Mr McCoy said it is “abundantly clear” that livelihoods as well as lives need to be protected.

“Businesses and their employees are being left to pick up the pieces from the impacts of additional restrictions and their input should be sought in a structured manner prior to making such decisions,” he said.

“This is a new phase, we need to live and work with Covid and this demands a new style and tone no matter the response. Businesses are facing financial and psychological hardship, and the continued dearth of communication is extremely worrying.

“Ibec notes that it is positive that construction activity is being maintained under Level 4 restrictions and that the definition for what is deemed ‘essential retail’ has been extended. Targeted interventions that look to keep as many businesses open as is possible must now be provided to those businesses most in need.”

Level 4 restrictions mean only “essential retail and businesses that are primarily outdoors” only can remain open with all other retail and personal services closed.

Under Level 3 all shops and shopping centres may remain open. “All services such as hairdressers, beauticians, barbers and opticians may remain open with strict adherence to sectoral guidance on protective measures,” the guidance says.

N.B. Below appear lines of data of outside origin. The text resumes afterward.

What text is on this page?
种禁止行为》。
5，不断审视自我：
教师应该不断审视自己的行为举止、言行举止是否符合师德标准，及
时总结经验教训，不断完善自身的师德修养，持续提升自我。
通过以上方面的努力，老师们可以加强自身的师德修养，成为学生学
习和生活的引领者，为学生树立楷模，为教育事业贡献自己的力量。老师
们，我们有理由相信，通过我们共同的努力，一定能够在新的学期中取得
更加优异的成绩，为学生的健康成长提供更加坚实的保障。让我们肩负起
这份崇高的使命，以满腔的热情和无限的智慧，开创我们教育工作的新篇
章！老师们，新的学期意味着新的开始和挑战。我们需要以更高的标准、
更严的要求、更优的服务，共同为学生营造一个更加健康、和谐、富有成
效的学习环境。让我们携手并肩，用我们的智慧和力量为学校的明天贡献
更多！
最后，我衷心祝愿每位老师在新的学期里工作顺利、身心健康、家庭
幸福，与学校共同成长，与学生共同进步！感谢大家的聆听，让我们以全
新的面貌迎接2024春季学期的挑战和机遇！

Under Level 4, essential retail allowed to stay open includes:

  • outlets selling food or beverages on a takeaway basis, or newspapers, whether on a retail or wholesale basis and whether in a non-specialised or specialised outlet;
  • markets that, wholly or principally, offer food for sale;
  • outlets selling products necessary for the essential upkeep and functioning of places of residence and businesses, whether on a retail or wholesale basis;
  • pharmacies, chemists and retailers or wholesalers providing pharmaceuticals or pharmaceutical or dispensing services, whether on a retail or wholesale basis;
  • outlets selling health, medical or orthopaedic goods in a specialised outlet, whether on a retail or wholesale basis;
  • fuel service stations and heating fuel providers;
  • outlets selling essential items for the health and welfare of animals (including animal feed and veterinary medicinal products, pet food, animal bedding and animal supplies), whether on a retail or wholesale basis;
  • laundries and drycleaners;
  • banks, post offices and credit unions;
  • outlets selling safety supplies (including work-wear apparel, footwear and personal protective equipment), whether on a retail or wholesale basis;
  • hardware outlets, builders’ merchants and outlets that provide, whether on a retail or wholesale basis;
  • hardware products necessary for home and business maintenance or construction and development;
  • sanitation and farm equipment;
  • supplies and tools essential for gardening, farming or agriculture purposes
  • optician and optometrist outlets;
  • outlets providing hearing test services or selling hearing aids and appliances;
  • outlets providing for the sale, supply, repair and maintenance of mechanically propelled vehicles or for the repair of bicycles and any related facilities (including tyre sales and repairs);
  • outlets selling office products and services for businesses or for applicable persons working from their respective places of residence, whether on a retail or wholesale basis;
  • outlets providing electrical, information and communications technology and telephone sales, repair and maintenance services for places of residence and businesses;
  • other retail may open for click and collect, where it can be appropriately managed within public health guidelines.